The present study compares culture results for the two methods of processing ETSA suggesting that the results of these cultures processed using quantitative or semi-quantitative methods are comparable, and there is strong agreement between the results of the two methods. Our results are similar to study by Hoshimoto et al. [1], who found a significant correlation between the two culture techniques.

An interesting finding in our study was that the most common pathogen was Acinetobacter species, followed by Klebsiella pneumonia, Pseudomonas aeruginosa and Staphylococcus aureus showing an abundance of pathogens that commonly cause HAP as most of these were isolated from ETSA samples obtained from admitted patients. Studies from our center have shown atypical pathogens are more common in the etiology of pneumonia [18], however, recently, amongst cultivable organisms, Staphylococcus aureus was the most common pathogen causing pneumonia, with S. pneumoniae and P. aeruginosa being close seconds [19]. Another study looking at bacterial etiology of pneumonia in immunocompetent hospitalized patients showed Pseudomonas aeruginosa to be the most common causative agent in Pakistan [20]. Only 2 samples were positive for Streptococcus pneumoniae, historically considered the most common etiologic agent of CAP worldwide. Patients in Pakistan receive empiric antibiotics in outpatient and inpatient settings without prior microbiologic confirmation of etiologic agents which can lead to false negative cultures, and then later superimposed hospital acquired infections.
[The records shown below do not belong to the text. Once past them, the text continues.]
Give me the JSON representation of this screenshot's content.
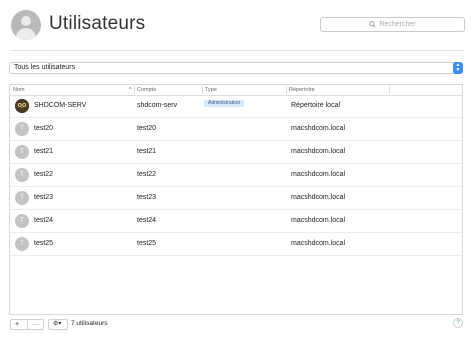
{
  "header": {
    "title": "Utilisateurs",
    "search_placeholder": "Rechercher",
    "avatar_icon": "user-silhouette-icon"
  },
  "filter": {
    "selected": "Tous les utilisateurs",
    "arrow_up": "▲",
    "arrow_down": "▼"
  },
  "table": {
    "columns": [
      "Nom",
      "Compte",
      "Type",
      "Répertoire"
    ],
    "sort_indicator": "^",
    "rows": [
      {
        "initial": "",
        "name": "SHDCOM-SERV",
        "account": "shdcom-serv",
        "type": "Administrateur",
        "directory": "Répertoire local",
        "avatar": "owl-photo"
      },
      {
        "initial": "T",
        "name": "test20",
        "account": "test20",
        "type": "",
        "directory": "macshdcom.local"
      },
      {
        "initial": "T",
        "name": "test21",
        "account": "test21",
        "type": "",
        "directory": "macshdcom.local"
      },
      {
        "initial": "T",
        "name": "test22",
        "account": "test22",
        "type": "",
        "directory": "macshdcom.local"
      },
      {
        "initial": "T",
        "name": "test23",
        "account": "test23",
        "type": "",
        "directory": "macshdcom.local"
      },
      {
        "initial": "T",
        "name": "test24",
        "account": "test24",
        "type": "",
        "directory": "macshdcom.local"
      },
      {
        "initial": "T",
        "name": "test25",
        "account": "test25",
        "type": "",
        "directory": "macshdcom.local"
      }
    ]
  },
  "footer": {
    "add_label": "+",
    "remove_label": "—",
    "gear_label": "⚙▾",
    "count": "7 utilisateurs",
    "help_label": "?"
  },
  "colors": {
    "accent": "#3b8cf5",
    "badge_bg": "#d5e7fb"
  }
}
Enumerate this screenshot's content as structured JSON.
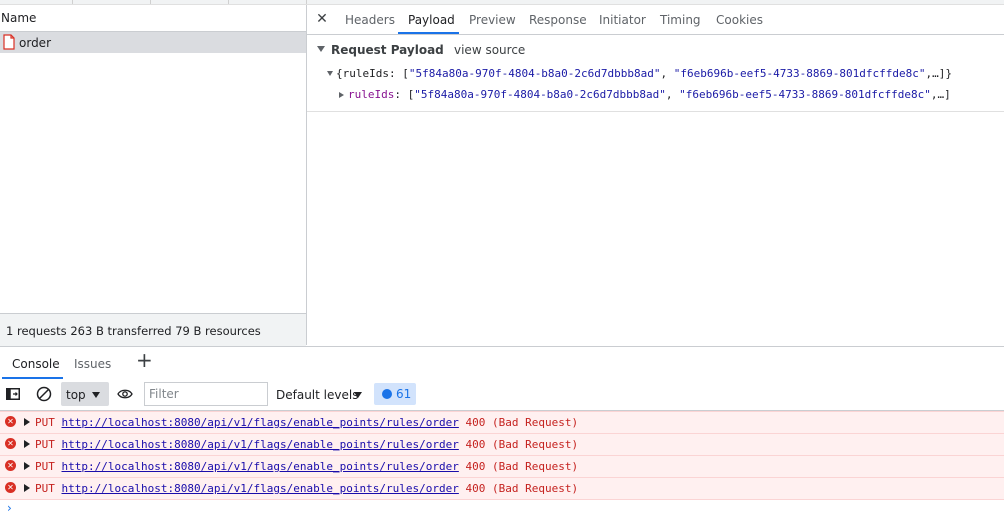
{
  "request_list": {
    "column_header": "Name",
    "requests": [
      {
        "name": "order"
      }
    ],
    "summary": "1 requests  263 B transferred  79 B resources"
  },
  "details": {
    "close_icon": "close-icon",
    "tabs": [
      "Headers",
      "Payload",
      "Preview",
      "Response",
      "Initiator",
      "Timing",
      "Cookies"
    ],
    "active_tab": "Payload",
    "payload": {
      "title": "Request Payload",
      "view_source": "view source",
      "line1_open": "{",
      "line1_key": "ruleIds",
      "line1_sep": ": [",
      "line1_val1": "\"5f84a80a-970f-4804-b8a0-2c6d7dbbb8ad\"",
      "line1_comma": ", ",
      "line1_val2": "\"f6eb696b-eef5-4733-8869-801dfcffde8c\"",
      "line1_close": ",…]}",
      "line2_key": "ruleIds",
      "line2_sep": ": [",
      "line2_val1": "\"5f84a80a-970f-4804-b8a0-2c6d7dbbb8ad\"",
      "line2_comma": ", ",
      "line2_val2": "\"f6eb696b-eef5-4733-8869-801dfcffde8c\"",
      "line2_close": ",…]"
    }
  },
  "drawer": {
    "tabs": [
      "Console",
      "Issues"
    ],
    "active_tab": "Console",
    "add_icon": "plus-icon"
  },
  "console_toolbar": {
    "context": "top",
    "filter_placeholder": "Filter",
    "levels": "Default levels",
    "message_count": "61"
  },
  "logs": [
    {
      "method": "PUT",
      "url": "http://localhost:8080/api/v1/flags/enable_points/rules/order",
      "status": "400 (Bad Request)"
    },
    {
      "method": "PUT",
      "url": "http://localhost:8080/api/v1/flags/enable_points/rules/order",
      "status": "400 (Bad Request)"
    },
    {
      "method": "PUT",
      "url": "http://localhost:8080/api/v1/flags/enable_points/rules/order",
      "status": "400 (Bad Request)"
    },
    {
      "method": "PUT",
      "url": "http://localhost:8080/api/v1/flags/enable_points/rules/order",
      "status": "400 (Bad Request)"
    }
  ],
  "prompt": "›",
  "colors": {
    "accent": "#1a73e8",
    "error": "#d93025",
    "error_bg": "#fff0f0"
  }
}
These may be factors that influenced our low culture rates and a spectrum suggestive of nosocomial etiology [18].

The sensitivity and specificity of semi-quantitative culture for diagnosis of LRTI in our study was 60.4% and 68.3% respectively which is comparable to the study conducted by Fujitani et al. who showed a sensitivity and specificity of semi-quantitative endotracheal aspirate culture to be 65.4% and 56.1% respectively [11]. Multiple studies comparing invasive and non-invasive lower respiratory tract cultures for diagnosis of VAP have been done which show no difference in 28-day mortality, overall mortality, length of ICU stay, duration of mechanical ventilation, or antibiotic changes [5, 6, 8, 9]. The 2016 IDSA guidelines [9] showed a summary of performance characteristics ETSA for microbiological diagnosis of pneumonia. They stated that sensitivity and specificity was 75% (95% CI, 58–88) and 47% (95% CI, 29–65) respectively for ETSA with any amount of growth; positive predictive values ranged from 61% (95% CI, 45–76) for ETSA with any amount of growth to 81% (95% CI, 67%–91%) for ETSA with ≥ 105 CFU/ml. On the basis of these results they recommended noninvasive sampling with semi-quantitative cultures to diagnose VAP, rather than invasive or noninvasive sampling with quantitative cultures which is supported by our study as well.

Based on these recommendations and with our findings supporting the equivalence of the two techniques, laboratories could switch to semi-quantitative processing technique. An additional benefit of semi-quantitative processing for ETSA is reduction of technologist time, reagent consumption and chances for laboratory contamination due to less sample manipulation. This will in turn decrease the overall test cost for ETSA cultures.

There are several important limitations to this study that deserve attention. The sample size was relatively small. This was a single center study and most of the patients were hospitalized which explains the abundance of pathogens commonly associated with HAP, hence it may not be representative of other institutions. However, given that tracheal secretions are often submitted to the microbiology laboratory as part of an empiric work-up for fever in a hospitalized patient, it is suspected that the data here are generally representative of institutions where ETSA culture is routinely performed.

Conclusion

In conclusion, there is a strong agreement between the performances of both methods of processing ETSA cultures in terms of accuracy of diagnosis of LRTI. Semi-quantitative cultures of ETSA yielded more pathogens as compared to quantitative cultures. Although both techniques were comparable, we recommend processing of ETSA using semi-quantitative technique due to its ease and reduced processing time.